Henry gets up from the floor with the baby and rests him in a chair between them. Jo is quiet and contemplative. He studies her face for a moment.

"Coffee for your thoughts," he prompts.

"I'd love one," she says with a tired moan.

He goes off to retrieve hospital coffee, and it's no better than the coffee in the precinct. It seems the lot they share as professionals in law enforcement and medicine is to be surrounded by bad coffee. He hands her a cup prepared just the way she likes it. She holds it in one hand while her other hand strokes the baby.

"Fathers and daughters," she at last says. "It's a shame when their lives don't connect."

Henry guesses that Jo is observing more than the princess and her father. She is perhaps speaking of herself. It is not in what she says directly, but in the way Jo works around her past. There are many what-might-have-beens in the room, but they haunt it unacknowledged.

After Jo has finished her coffee, she throws off the cloak of melancholy that briefly came to her and she plays with the baby. He laughs with her, and the joy is contagious. Henry joins them on the floor and they have a time full of silliness and smiles that is so rare for people who work with the dead and their impact on the living. It is good to just be happy for a while and not think of anything else.
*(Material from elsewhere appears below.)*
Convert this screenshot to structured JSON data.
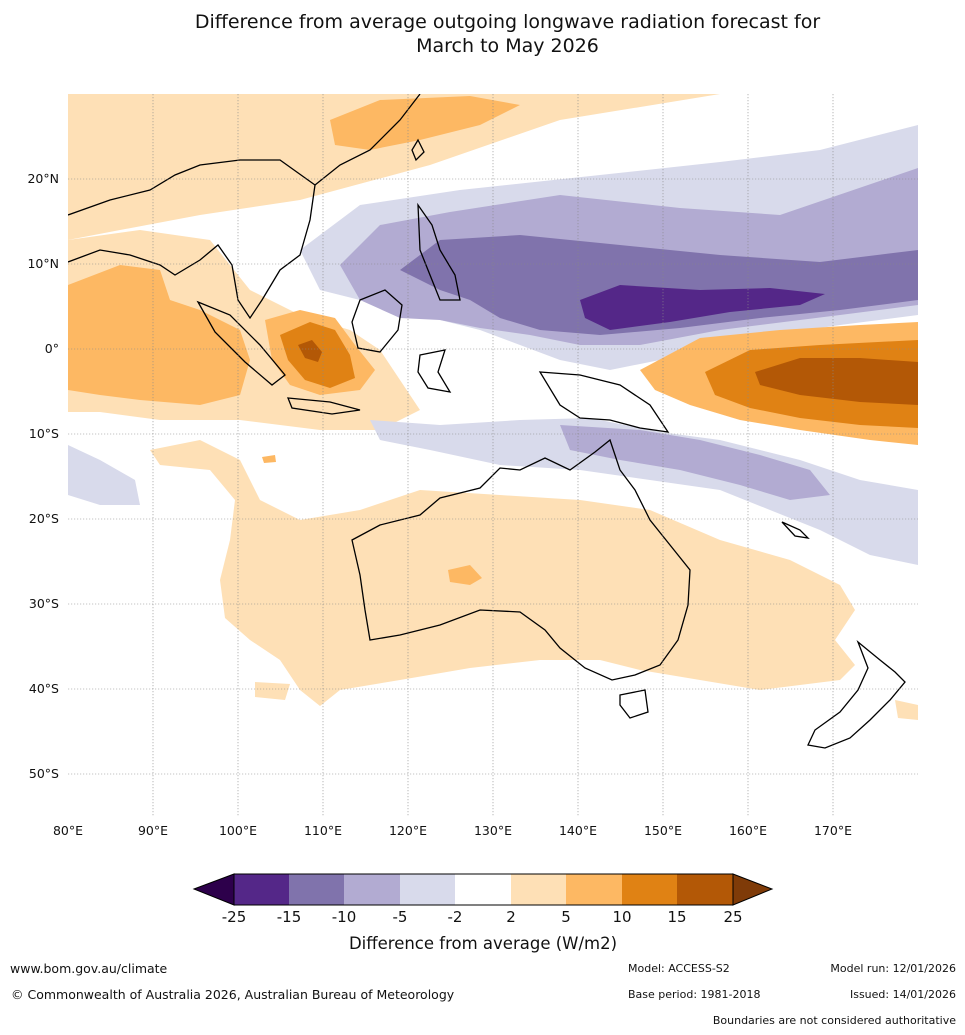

After four hours comes and goes, they are finally relieved of their babysitting duties. Henry yawns with his tiredness. It has been a long time since he was baby Abe's father, and he lost some of his stamina.

Both he and Jo stifle yawns at the same time, and she laughs first.

"Go home and get some rest, Henry. Thank you for staying with me to take care of him."

He smiles. "My pleasure, Jo. I'll see you soon then."

She agrees, and they part ways once again.